Secondly, the research notes, embodied AI, as it is, lacks awareness of environmental changes, and is hence unable to track surrounding changes, even small ones. Lastly, it is inflexible and incapable of adapting to elements that are out of place vis-à-vis its coded blueprint.
The project aims to resolve these issues through, among other things, vigorous and detailed training. This includes feeding its AI software with roughly 200 distinct kitchen tasks in video form, each repeated about 300 times.
In total, the system will analyse and learn from some 60,000 high-quality video sequences aimed at tracking all potential changes in the task environment. As the project notes, existing work in video understanding “often neglects the complexities of tracking objects … in dynamic, interactive environments.”
“By incorporating first-person perspectives and real-time object state tracking, [the project] will provide new insights into building embodied AI systems,” it states.

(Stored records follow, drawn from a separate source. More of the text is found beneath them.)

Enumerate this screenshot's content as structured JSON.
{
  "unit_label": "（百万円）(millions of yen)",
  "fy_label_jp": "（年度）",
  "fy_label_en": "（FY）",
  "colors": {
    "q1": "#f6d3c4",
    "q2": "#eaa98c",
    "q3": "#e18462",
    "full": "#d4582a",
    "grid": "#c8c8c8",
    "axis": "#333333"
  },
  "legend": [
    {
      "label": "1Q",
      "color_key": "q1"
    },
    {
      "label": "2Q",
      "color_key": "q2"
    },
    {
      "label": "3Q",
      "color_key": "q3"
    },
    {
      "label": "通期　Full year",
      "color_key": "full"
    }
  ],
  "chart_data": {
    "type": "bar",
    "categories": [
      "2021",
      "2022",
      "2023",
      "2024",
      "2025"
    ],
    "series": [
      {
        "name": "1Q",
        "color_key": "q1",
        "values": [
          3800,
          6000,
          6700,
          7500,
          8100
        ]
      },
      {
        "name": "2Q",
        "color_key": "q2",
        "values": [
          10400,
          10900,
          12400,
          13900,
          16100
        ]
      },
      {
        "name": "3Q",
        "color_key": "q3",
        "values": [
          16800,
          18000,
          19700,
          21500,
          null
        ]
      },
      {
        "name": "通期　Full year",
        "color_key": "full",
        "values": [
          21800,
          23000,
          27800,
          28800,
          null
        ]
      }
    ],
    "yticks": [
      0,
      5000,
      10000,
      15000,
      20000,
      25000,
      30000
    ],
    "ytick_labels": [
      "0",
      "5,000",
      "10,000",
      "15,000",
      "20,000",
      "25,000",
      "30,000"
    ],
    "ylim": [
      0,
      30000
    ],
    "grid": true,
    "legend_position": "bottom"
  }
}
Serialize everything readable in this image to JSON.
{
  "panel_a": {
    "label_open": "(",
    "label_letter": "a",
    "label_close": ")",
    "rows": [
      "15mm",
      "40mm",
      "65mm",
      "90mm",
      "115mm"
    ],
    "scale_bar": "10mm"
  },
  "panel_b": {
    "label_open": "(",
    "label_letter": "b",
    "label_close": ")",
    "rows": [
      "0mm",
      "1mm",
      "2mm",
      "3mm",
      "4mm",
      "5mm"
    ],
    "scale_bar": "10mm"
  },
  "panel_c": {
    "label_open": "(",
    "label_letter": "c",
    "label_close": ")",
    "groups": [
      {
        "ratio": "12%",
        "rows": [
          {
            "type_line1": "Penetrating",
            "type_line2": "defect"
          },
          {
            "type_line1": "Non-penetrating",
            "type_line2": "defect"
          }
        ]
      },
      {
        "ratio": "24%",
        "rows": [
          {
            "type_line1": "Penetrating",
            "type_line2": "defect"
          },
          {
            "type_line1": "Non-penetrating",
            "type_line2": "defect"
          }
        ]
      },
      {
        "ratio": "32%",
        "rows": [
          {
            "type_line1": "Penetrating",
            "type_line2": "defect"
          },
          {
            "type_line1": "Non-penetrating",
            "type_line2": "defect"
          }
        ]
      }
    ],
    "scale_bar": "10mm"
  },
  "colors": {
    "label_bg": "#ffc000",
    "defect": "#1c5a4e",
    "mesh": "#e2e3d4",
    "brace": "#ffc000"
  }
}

The project also plans to develop a LLM to allow an embodied agent to refine tasks on the fly based on real-time feedback. In other words, it allows the robot to learn from what it sees and senses to refine its next move on the spot, rather than rigidly following a preset script. This, Professor Zhu added, makes the agent “more flexible, reliable, and responsive in everyday situations.”

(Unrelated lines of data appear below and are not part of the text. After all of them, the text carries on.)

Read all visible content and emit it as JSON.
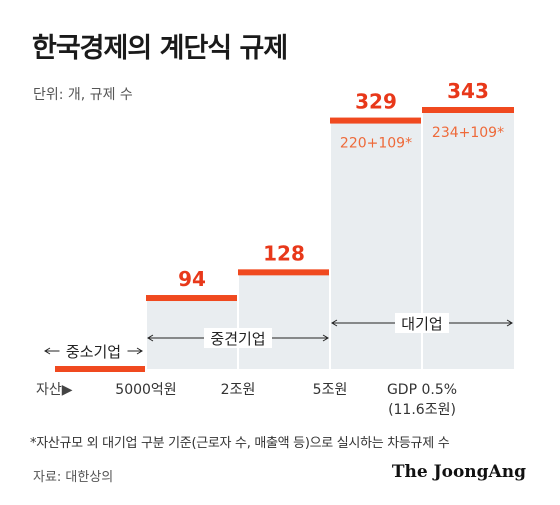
{
  "header": {
    "title": "한국경제의 계단식 규제",
    "unit": "단위: 개, 규제 수"
  },
  "chart_data": {
    "type": "bar",
    "title": "한국경제의 계단식 규제",
    "ylabel": "단위: 개, 규제 수",
    "x_axis_label": "자산▶",
    "x_ticks": [
      "5000억원",
      "2조원",
      "5조원",
      "GDP 0.5%",
      "(11.6조원)"
    ],
    "categories": [
      "중소기업",
      "중견기업",
      "중견기업",
      "대기업",
      "대기업"
    ],
    "values": [
      0,
      94,
      128,
      329,
      343
    ],
    "breakdown_labels": [
      "",
      "",
      "",
      "220+109*",
      "234+109*"
    ],
    "groups": [
      {
        "label": "중소기업"
      },
      {
        "label": "중견기업"
      },
      {
        "label": "대기업"
      }
    ],
    "colors": {
      "step": "#f0491f",
      "fill": "#e9edf0",
      "divider": "#ffffff",
      "breakdown": "#ee6a3a"
    }
  },
  "footer": {
    "note": "*자산규모 외 대기업 구분 기준(근로자 수, 매출액 등)으로 실시하는 차등규제 수",
    "source": "자료: 대한상의",
    "brand": "The JoongAng"
  }
}
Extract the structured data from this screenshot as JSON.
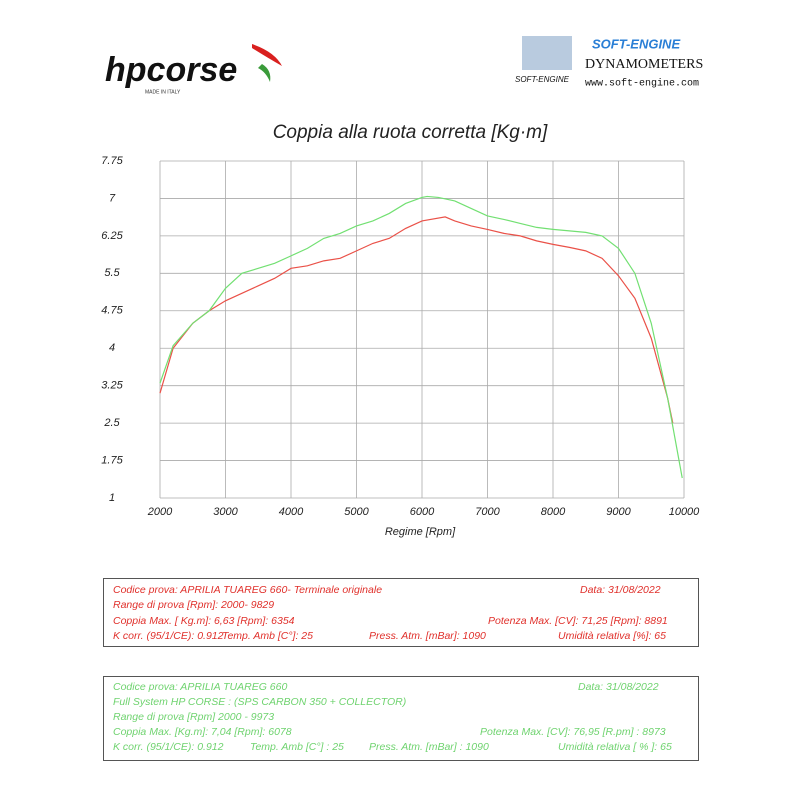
{
  "header": {
    "brand": "hpcorse",
    "brand_tagline": "MADE IN ITALY",
    "dyno_brand": "SOFT-ENGINE",
    "dyno_subtitle": "DYNAMOMETERS",
    "dyno_url": "www.soft-engine.com",
    "dyno_logo_text": "SOFT-ENGINE"
  },
  "chart_data": {
    "type": "line",
    "title": "Coppia alla ruota corretta [Kg·m]",
    "x_label": "Regime [Rpm]",
    "xlim": [
      2000,
      10000
    ],
    "xticks": [
      2000,
      3000,
      4000,
      5000,
      6000,
      7000,
      8000,
      9000,
      10000
    ],
    "ylim": [
      1,
      7.75
    ],
    "yticks": [
      1,
      1.75,
      2.5,
      3.25,
      4,
      4.75,
      5.5,
      6.25,
      7,
      7.75
    ],
    "grid": true,
    "series": [
      {
        "color": "#ea5148",
        "x": [
          2000,
          2200,
          2500,
          2750,
          3000,
          3250,
          3500,
          3750,
          4000,
          4250,
          4500,
          4750,
          5000,
          5250,
          5500,
          5750,
          6000,
          6354,
          6500,
          6750,
          7000,
          7250,
          7500,
          7750,
          8000,
          8250,
          8500,
          8750,
          9000,
          9250,
          9500,
          9750,
          9829
        ],
        "values": [
          3.1,
          4.0,
          4.5,
          4.75,
          4.95,
          5.1,
          5.25,
          5.4,
          5.6,
          5.65,
          5.75,
          5.8,
          5.95,
          6.1,
          6.2,
          6.4,
          6.55,
          6.63,
          6.55,
          6.45,
          6.38,
          6.3,
          6.25,
          6.15,
          6.08,
          6.02,
          5.95,
          5.8,
          5.45,
          5.0,
          4.2,
          3.0,
          2.5
        ]
      },
      {
        "color": "#72e072",
        "x": [
          2000,
          2200,
          2500,
          2750,
          3000,
          3250,
          3500,
          3750,
          4000,
          4250,
          4500,
          4750,
          5000,
          5250,
          5500,
          5750,
          6000,
          6078,
          6250,
          6500,
          6750,
          7000,
          7250,
          7500,
          7750,
          8000,
          8250,
          8500,
          8750,
          9000,
          9250,
          9500,
          9750,
          9973
        ],
        "values": [
          3.3,
          4.05,
          4.5,
          4.75,
          5.2,
          5.5,
          5.6,
          5.7,
          5.85,
          6.0,
          6.2,
          6.3,
          6.45,
          6.55,
          6.7,
          6.9,
          7.02,
          7.04,
          7.02,
          6.95,
          6.8,
          6.65,
          6.58,
          6.5,
          6.42,
          6.38,
          6.35,
          6.32,
          6.25,
          6.0,
          5.5,
          4.5,
          3.0,
          1.4
        ]
      }
    ]
  },
  "info_boxes": [
    {
      "rows": [
        [
          "Codice prova: APRILIA TUAREG 660- Terminale originale",
          "Data: 31/08/2022"
        ],
        [
          "Range di prova [Rpm]: 2000- 9829"
        ],
        [
          "Coppia Max. [ Kg.m]: 6,63 [Rpm]: 6354",
          "Potenza Max. [CV]: 71,25 [Rpm]: 8891"
        ],
        [
          "K corr. (95/1/CE): 0.912",
          "Temp. Amb [C°]: 25",
          "Press. Atm. [mBar]: 1090",
          "Umidità relativa [%]: 65"
        ]
      ]
    },
    {
      "rows": [
        [
          "Codice prova: APRILIA TUAREG 660",
          "Data: 31/08/2022"
        ],
        [
          "Full System HP CORSE : (SPS CARBON 350 + COLLECTOR)"
        ],
        [
          "Range di prova [Rpm] 2000 - 9973"
        ],
        [
          "Coppia Max. [Kg.m]: 7,04 [Rpm]: 6078",
          "Potenza Max. [CV]: 76,95 [R.pm] : 8973"
        ],
        [
          "K corr. (95/1/CE): 0.912",
          "Temp. Amb [C°] : 25",
          "Press. Atm. [mBar] : 1090",
          "Umidità relativa [ % ]: 65"
        ]
      ]
    }
  ]
}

Hence, using the earlier coffee-making example, if a robot is unable to find a mug in the expected location, it may then infer through its LLM that mugs are typically stored in cupboards. It will then update its task plan to include new subgoals such as "open cupboard" and "search for mug" before making that cup of coffee.
As the research notes, the “success of this project could reshape the research landscape in embodied agents.”
Modular, plug-and-play approach
Not surprisingly, Professor Zhu said, his team’s research will be designed in a way that can be directly integrated with future adaptive AI models. This is to avoid falling behind the curve given the rapid pace of technological development.
“Our focus is on general and transferable algorithms, not on a single model snapshot,” he said.
“Rather than competing with every new model, we will design our framework to be modular and plug-and-play. That’s how we remain relevant and resilient in a fast-moving field.”
The academic is also sanguine about the risk of AI misbehaving or going rogue, a concern that has emerged lately among experts. Is he at all worried, particularly with using embodied agents to help physically weaker demographics such as the elderly and infirmed?
Safety, he said, is always a key consideration in any project that “aims to move embodied AI systems towards deployment in the physical world.” The best methods to mitigate concerns are “through human-in-the-loop supervision, rule-based constraints, and extensive real-world testing” before any deployment in sensitive contexts like elder care or healthcare.
“These ensure that embodied agents act within well-defined boundaries and always under human oversight,” Professor Zhu said.
“Ultimately, the goal is to develop empathetic, environment-aware AI assistants that complement human care and promote safer, more independent living.”